Исследуя мифологические и ритуальные корни древнетамильской литературы, А. М. Дубянский не сомневался в оправданности и продуктивности подобного подхода: «Даже самый общий взгляд на нее обнаруживает громадную ее зависимость от мифа и ритуала, которая выражается не только в заимствовании ею сюжетов мифов или в описании ритуалов, но и в использовании мифологических и ритуально-мифологических структур, определяющих генезис и внутренний смысл сюжета, композиции и других элементов произведений устной или письменной литературной традиции» [1, с. 7]. Мифы и ритуалы, как известно, считаются важнейшими компонентами архаической культуры, поэтому мы сочли возможным продолжить и углубить исследования А. М. Дубянского в этом направлении, обратившись к архаическому субстрату, отраженному в древнетамильской поэзии и попытавшись выявить истоки некоторых ее понятий и образов, восходящих к первобытной древности.

Но прежде необходимо дать некоторые терминологические пояснения и уточнения. Первое из них касается семантически расплывчатого термина «архаика» как ключевого понятия настоящей статьи. Обычно это понятие ассоциируется с Древней Грецией, но в действительности оно значительно шире, а термин «архаика» — глубже и многозначнее. В общем смысле архаикой считают древнейший период в истории человечества, наиболее раннюю стадию в развитии культуры или первобытный уровень в развитии человеческих обществ, часто неправомерно определяемый как примитивный. Условно говоря, этот период завершился в «осевое время» (в терминологии К. Ясперса). На самом же деле наследие архаики напоминало о себе и после «осевой» революции, оно остается живым во многих традиционных культурах вплоть до этнографической современности. По мнению В. Р. Арсеньева, «в реальной жизни весь этнографический материал выступает прекрасным примером, показывающим, что Архаика в ее категориальном смысле является обязательной стороной всех наблюдаемых культур — в том числе и тех, что с необходимостью должны были бы относиться к цивилизационным» [4, с. 17].

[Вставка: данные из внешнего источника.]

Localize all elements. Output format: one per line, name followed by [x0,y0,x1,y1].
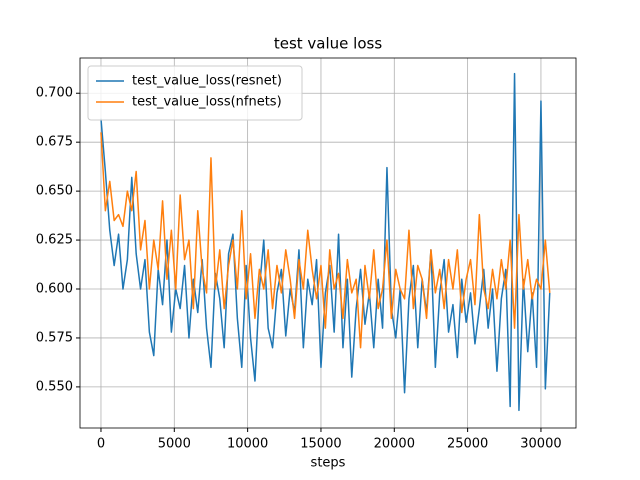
x-axis-label: steps [311,456,346,471]
legend-label: test_value_loss(nfnets) [132,95,282,110]
line-series [100,132,551,349]
x-tick-label: 15000 [300,437,341,452]
y-tick-label: 0.675 [36,135,73,150]
x-tick-label: 20000 [374,437,415,452]
plot-frame [79,57,577,429]
x-tick-label: 25000 [447,437,488,452]
y-tick-label: 0.625 [36,233,73,248]
legend-box [87,65,303,121]
y-tick-label: 0.600 [36,282,73,297]
x-tick-label: 0 [97,437,105,452]
y-tick-label: 0.575 [36,330,73,345]
y-tick-label: 0.700 [36,86,73,101]
x-tick-label: 10000 [227,437,268,452]
x-tick-label: 5000 [158,437,191,452]
x-tick-label: 30000 [520,437,561,452]
chart-title: test value loss [274,35,382,53]
legend-label: test_value_loss(resnet) [132,74,282,89]
y-tick-label: 0.650 [36,184,73,199]
y-tick-label: 0.550 [36,379,73,394]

Вследствие этого термин «архаика» едва ли правомерно связывать только с определенным временем и ограничивать лишь конкретным историческим периодом — он имеет и вневременное качественное наполнение. Вслед за Т. И. Щербаковой можно выделить три значения термина: «архаика как категория времени, архаика как явление культуры и архаика как свойство человеческого мозга... В первом случае это раннее, начальное звено на хронологической прямой, в двух других — некоторые качественные характеристики вневременного порядка, сопутствующие виду человека разумного на всем протяжении его существования. С этих позиций архаика является не только чем-то навсегда ушедшим, но и частью современного

мира» [5, с. 24]. Именно в таких смыслах термин «архаика» будет употребляться в настоящей статье.

Второе уточнение относится к термину «миф», также неоднозначному. В большинстве случаев мы привыкли воспринимать миф только как вербальный текст, реликт далекого прошлого и часто — как иллюзорное отражение действительности. Но для архаического периода миф был целостной системой представлений о мире, формой познания и упорядочивания реальности, для которой вербальный текст служил лишь одной и далеко не единственной реализацией целостного мировосприятия и мироощущения [6, с. 260-265].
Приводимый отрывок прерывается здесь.